Friday, November 15, 2013

CRL&P Daily Reads: Nov. 15, 2013

Ten homeless people file civil rights lawsuit to keep city from evicting them from a local landfill.

NYC's stop-and-frisk policy results in conviction in just 3 percent of cases.*

Disabled man sues city under ADA for right to keep his service dog--a pit bull.

California judge rejects challenge to local ordinance banning the use of 'sign waver' advertisements.

Pennsylvania judge rejects request to block challenge to the state law banning recognition of same-sex marriages; Hawaii judge upholds state's new same-sex marriage law; and, transgender woman's employment discrimination case is tossed.

Victims call for legislation criminalizing revenge porn.

Jimmy Carter says the U.S. should abolish the death penalty.
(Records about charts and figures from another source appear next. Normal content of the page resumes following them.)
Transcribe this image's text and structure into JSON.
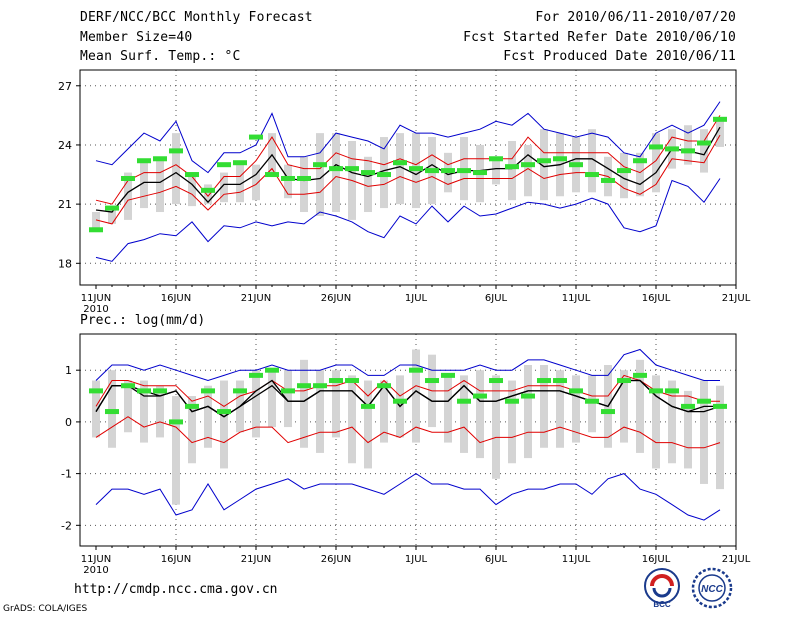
{
  "header": {
    "left": [
      "DERF/NCC/BCC Monthly Forecast",
      "Member Size=40",
      "Mean Surf. Temp.: °C"
    ],
    "right": [
      "For 2010/06/11-2010/07/20",
      "Fcst Started Refer Date 2010/06/10",
      "Fcst Produced Date 2010/06/11"
    ]
  },
  "footer": {
    "url": "http://cmdp.ncc.cma.gov.cn",
    "credit": "GrADS: COLA/IGES"
  },
  "logos": {
    "bcc_label": "BCC",
    "ncc_label": "NCC"
  },
  "colors": {
    "median": "#000000",
    "inner_band": "#e00000",
    "outer_band": "#0000cc",
    "box": "#d4d4d4",
    "observed": "#33dd33"
  },
  "chart_data": [
    {
      "type": "line",
      "title": "Mean Surf. Temp.: °C",
      "x_ticks": [
        "11JUN",
        "16JUN",
        "21JUN",
        "26JUN",
        "1JUL",
        "6JUL",
        "11JUL",
        "16JUL",
        "21JUL"
      ],
      "x_year": "2010",
      "x_range": [
        0,
        39
      ],
      "ylim": [
        16.9,
        27.8
      ],
      "y_ticks": [
        18,
        21,
        24,
        27
      ],
      "y_tick_labels": [
        "18",
        "21",
        "24",
        "27"
      ],
      "grid": true,
      "series": [
        {
          "name": "ensemble max",
          "color": "#0000cc",
          "values": [
            23.2,
            23.0,
            23.8,
            24.6,
            24.2,
            25.2,
            23.2,
            22.6,
            23.6,
            23.6,
            24.0,
            25.6,
            23.4,
            23.4,
            23.6,
            24.6,
            24.4,
            24.2,
            23.8,
            25.0,
            24.6,
            24.6,
            24.4,
            24.6,
            24.8,
            25.2,
            25.0,
            25.6,
            24.8,
            24.6,
            24.4,
            24.6,
            24.4,
            23.6,
            23.4,
            24.6,
            25.0,
            24.6,
            25.0,
            26.2
          ]
        },
        {
          "name": "upper band",
          "color": "#e00000",
          "values": [
            21.2,
            21.0,
            22.2,
            22.6,
            22.6,
            23.0,
            22.4,
            21.4,
            22.4,
            22.4,
            23.2,
            24.4,
            23.0,
            22.8,
            22.8,
            23.6,
            23.3,
            23.2,
            23.0,
            23.3,
            23.0,
            23.5,
            23.0,
            23.3,
            23.3,
            23.3,
            23.3,
            24.4,
            23.6,
            23.6,
            23.6,
            23.6,
            23.6,
            22.9,
            22.6,
            23.2,
            24.4,
            24.2,
            24.2,
            25.5
          ]
        },
        {
          "name": "median",
          "color": "#000000",
          "values": [
            20.7,
            20.6,
            21.6,
            22.1,
            22.1,
            22.6,
            22.0,
            21.1,
            22.0,
            22.0,
            22.5,
            23.5,
            22.3,
            22.2,
            22.3,
            23.0,
            22.6,
            22.4,
            22.7,
            22.9,
            22.5,
            23.0,
            22.5,
            22.7,
            22.7,
            22.8,
            22.8,
            23.5,
            22.9,
            23.0,
            23.3,
            23.3,
            22.8,
            22.3,
            22.0,
            22.6,
            23.8,
            23.7,
            23.5,
            24.9
          ]
        },
        {
          "name": "lower band",
          "color": "#e00000",
          "values": [
            20.2,
            20.0,
            21.2,
            21.4,
            21.6,
            21.9,
            21.5,
            20.7,
            21.5,
            21.6,
            22.0,
            22.8,
            21.5,
            21.5,
            21.6,
            22.4,
            22.2,
            21.9,
            22.0,
            22.4,
            22.1,
            22.4,
            22.0,
            22.3,
            22.3,
            22.3,
            22.3,
            22.8,
            22.3,
            22.5,
            22.6,
            22.6,
            22.4,
            21.8,
            21.5,
            22.0,
            23.3,
            23.2,
            23.1,
            24.5
          ]
        },
        {
          "name": "ensemble min",
          "color": "#0000cc",
          "values": [
            18.3,
            18.1,
            19.0,
            19.2,
            19.5,
            19.4,
            20.1,
            19.1,
            19.9,
            19.8,
            20.1,
            19.9,
            20.1,
            20.0,
            20.6,
            20.4,
            20.1,
            19.6,
            19.3,
            20.4,
            20.0,
            20.9,
            20.1,
            20.9,
            20.4,
            20.5,
            20.8,
            21.1,
            21.0,
            20.8,
            21.0,
            21.3,
            21.0,
            19.8,
            19.6,
            19.9,
            22.2,
            21.9,
            21.1,
            22.3
          ]
        }
      ],
      "boxes": {
        "high": [
          20.6,
          20.8,
          22.6,
          23.3,
          23.4,
          24.6,
          22.6,
          22.0,
          22.6,
          23.2,
          23.0,
          24.6,
          23.0,
          23.4,
          24.6,
          24.6,
          24.2,
          23.4,
          24.4,
          24.6,
          24.6,
          24.4,
          23.6,
          24.4,
          24.0,
          23.4,
          24.2,
          24.0,
          24.8,
          24.6,
          24.4,
          24.8,
          23.4,
          23.6,
          23.6,
          24.6,
          24.8,
          25.0,
          24.8,
          25.2
        ],
        "low": [
          19.6,
          20.0,
          20.2,
          20.8,
          20.6,
          21.0,
          20.9,
          21.0,
          21.1,
          21.1,
          21.2,
          22.6,
          21.3,
          20.6,
          20.4,
          20.6,
          20.2,
          20.6,
          20.8,
          21.0,
          20.8,
          21.0,
          21.6,
          21.2,
          21.1,
          22.0,
          21.2,
          21.4,
          21.2,
          21.4,
          21.6,
          21.6,
          21.4,
          21.3,
          21.4,
          21.6,
          22.8,
          23.0,
          22.6,
          23.9
        ]
      },
      "observed": [
        19.7,
        20.8,
        22.3,
        23.2,
        23.3,
        23.7,
        22.5,
        21.7,
        23.0,
        23.1,
        24.4,
        22.5,
        22.3,
        22.3,
        23.0,
        22.8,
        22.8,
        22.6,
        22.5,
        23.1,
        22.8,
        22.7,
        22.7,
        22.7,
        22.6,
        23.3,
        22.9,
        23.0,
        23.2,
        23.3,
        23.0,
        22.5,
        22.2,
        22.7,
        23.2,
        23.9,
        23.8,
        23.7,
        24.1,
        25.3
      ]
    },
    {
      "type": "line",
      "title": "Prec.: log(mm/d)",
      "x_ticks": [
        "11JUN",
        "16JUN",
        "21JUN",
        "26JUN",
        "1JUL",
        "6JUL",
        "11JUL",
        "16JUL",
        "21JUL"
      ],
      "x_year": "2010",
      "x_range": [
        0,
        39
      ],
      "ylim": [
        -2.4,
        1.7
      ],
      "y_ticks": [
        -2,
        -1,
        0,
        1
      ],
      "y_tick_labels": [
        "-2",
        "-1",
        "0",
        "1"
      ],
      "grid": true,
      "series": [
        {
          "name": "ensemble max",
          "color": "#0000cc",
          "values": [
            0.8,
            1.1,
            1.1,
            1.0,
            1.1,
            1.0,
            0.9,
            0.8,
            0.9,
            1.0,
            1.0,
            1.1,
            1.0,
            1.0,
            1.0,
            1.1,
            1.1,
            0.9,
            0.9,
            1.1,
            1.1,
            1.0,
            1.0,
            1.0,
            1.1,
            1.0,
            1.0,
            1.2,
            1.2,
            1.1,
            1.0,
            0.9,
            0.9,
            1.3,
            1.4,
            1.1,
            1.0,
            0.9,
            0.8,
            0.8
          ]
        },
        {
          "name": "upper band",
          "color": "#e00000",
          "values": [
            0.3,
            0.8,
            0.8,
            0.7,
            0.7,
            0.7,
            0.4,
            0.5,
            0.3,
            0.5,
            0.6,
            0.8,
            0.6,
            0.6,
            0.7,
            0.7,
            0.8,
            0.5,
            0.8,
            0.5,
            0.7,
            0.6,
            0.6,
            0.8,
            0.6,
            0.6,
            0.6,
            0.7,
            0.7,
            0.7,
            0.6,
            0.5,
            0.5,
            0.9,
            0.8,
            0.6,
            0.5,
            0.5,
            0.4,
            0.4
          ]
        },
        {
          "name": "median",
          "color": "#000000",
          "values": [
            0.2,
            0.7,
            0.7,
            0.5,
            0.5,
            0.6,
            0.2,
            0.3,
            0.1,
            0.3,
            0.5,
            0.7,
            0.4,
            0.4,
            0.6,
            0.6,
            0.6,
            0.3,
            0.7,
            0.3,
            0.6,
            0.4,
            0.4,
            0.7,
            0.4,
            0.4,
            0.5,
            0.6,
            0.6,
            0.6,
            0.5,
            0.4,
            0.3,
            0.8,
            0.8,
            0.5,
            0.3,
            0.2,
            0.2,
            0.3
          ]
        },
        {
          "name": "lower band",
          "color": "#e00000",
          "values": [
            -0.3,
            -0.1,
            0.1,
            -0.1,
            0.0,
            -0.1,
            -0.4,
            -0.3,
            -0.4,
            -0.2,
            -0.1,
            -0.1,
            -0.4,
            -0.3,
            -0.2,
            -0.2,
            -0.1,
            -0.4,
            -0.2,
            -0.3,
            -0.1,
            -0.2,
            -0.2,
            -0.1,
            -0.4,
            -0.3,
            -0.3,
            -0.2,
            -0.2,
            -0.1,
            -0.2,
            -0.3,
            -0.3,
            -0.1,
            -0.2,
            -0.4,
            -0.4,
            -0.5,
            -0.5,
            -0.4
          ]
        },
        {
          "name": "ensemble min",
          "color": "#0000cc",
          "values": [
            -1.6,
            -1.3,
            -1.3,
            -1.4,
            -1.3,
            -1.8,
            -1.7,
            -1.2,
            -1.7,
            -1.5,
            -1.3,
            -1.2,
            -1.1,
            -1.3,
            -1.2,
            -1.2,
            -1.2,
            -1.3,
            -1.4,
            -1.2,
            -1.0,
            -1.2,
            -1.2,
            -1.3,
            -1.3,
            -1.6,
            -1.4,
            -1.3,
            -1.3,
            -1.2,
            -1.2,
            -1.4,
            -1.1,
            -1.0,
            -1.3,
            -1.4,
            -1.6,
            -1.8,
            -1.9,
            -1.7
          ]
        },
        {
          "name": "observed",
          "color": "#000000",
          "values": [
            0.2,
            0.7,
            0.7,
            0.6,
            0.5,
            0.6,
            0.2,
            0.3,
            0.1,
            0.3,
            0.6,
            0.8,
            0.4,
            0.4,
            0.6,
            0.6,
            0.6,
            0.3,
            0.7,
            0.3,
            0.6,
            0.4,
            0.4,
            0.7,
            0.4,
            0.4,
            0.5,
            0.6,
            0.6,
            0.6,
            0.5,
            0.4,
            0.3,
            0.8,
            0.8,
            0.5,
            0.3,
            0.2,
            0.3,
            0.3
          ]
        }
      ],
      "boxes": {
        "high": [
          0.8,
          1.0,
          0.8,
          0.8,
          0.7,
          0.5,
          0.5,
          0.7,
          0.8,
          0.8,
          1.0,
          1.0,
          1.0,
          1.2,
          1.0,
          1.0,
          0.9,
          0.8,
          0.8,
          0.9,
          1.4,
          1.3,
          0.9,
          0.9,
          1.0,
          0.9,
          0.8,
          1.1,
          1.1,
          1.0,
          0.9,
          0.9,
          1.1,
          1.0,
          1.2,
          0.9,
          0.8,
          0.6,
          0.8,
          0.7
        ],
        "low": [
          -0.3,
          -0.5,
          -0.2,
          -0.4,
          -0.3,
          -1.6,
          -0.8,
          -0.5,
          -0.9,
          -0.2,
          -0.3,
          -0.1,
          -0.1,
          -0.5,
          -0.6,
          -0.3,
          -0.8,
          -0.9,
          -0.4,
          -0.3,
          -0.4,
          -0.1,
          -0.4,
          -0.6,
          -0.7,
          -1.1,
          -0.8,
          -0.7,
          -0.5,
          -0.5,
          -0.4,
          -0.2,
          -0.5,
          -0.4,
          -0.6,
          -0.9,
          -0.8,
          -0.9,
          -1.2,
          -1.3
        ]
      },
      "observed": [
        0.6,
        0.2,
        0.7,
        0.6,
        0.6,
        0.0,
        0.3,
        0.6,
        0.2,
        0.6,
        0.9,
        1.0,
        0.6,
        0.7,
        0.7,
        0.8,
        0.8,
        0.3,
        0.7,
        0.4,
        1.0,
        0.8,
        0.9,
        0.4,
        0.5,
        0.8,
        0.4,
        0.5,
        0.8,
        0.8,
        0.6,
        0.4,
        0.2,
        0.8,
        0.9,
        0.6,
        0.6,
        0.3,
        0.4,
        0.3
      ]
    }
  ]
}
* Correction: A helpful reader observed that the second link above was incorrect. It previously stated that New York City's stop-and-frisk policy leads to sentences of 30 days or more in just 1.5 percent of the cases, but the rate is actually much lower than that. In fact, the AG's report states on page 3:

Less than one in seventeen SQF arrests, or 0.3% of stops, resulted in sentences of more than 30 days of imprisonment.

 

https://lawprofessors.typepad.com/civil_rights/2013/11/crlp-daily-reads-nov-15-2013.html

14th Amendment, Civil Rights Litigation, Equal Protection Clause, First Amendment, Freedom of Speech, Revenge Porn, Same-sex marriage | Permalink

Comments

Your line about the AG's stop and frisk report overstates the number of people receiving jail terms of 30 days or more. It's actually only .3% of those stopped. (see p3 of the report, here: http://www.ag.ny.gov/pdfs/OAG_REPORT_ON_SQF_PRACTICES_NOV_2013.pdf).

The linked NY Magazine article says that 1.5 percent of those *convicted* - who themselves made up only a small fraction of those stopped -- received jail terms of more than 30 days. According to the report, about 6% of those stopped were arrested (report at p 1); just over half of those arrested were convicted (report at p1); 48.7% of those convicted received incarceratory sentences; and of those only about 23% received more than 30 days (report at pp 10-11). That adds up to .3% of those stopped receiving sentences of 30+ days, or 5.7% of those arrested (report at p. 12).

(If my math is right, that also means nymag understated the number of 30+ day sentences following convictions, which I think is about 11%, not 1.5%)


Posted by: heh | Nov 15, 2013 11:03:53 AM

sorry - fixed link here: http://www.ag.ny.gov/pdfs/OAG_REPORT_ON_SQF_PRACTICES_NOV_2013.pdf

Posted by: heh | Nov 15, 2013 11:04:30 AM

Thank you for bringing this to my attention. I will correct this ASAP.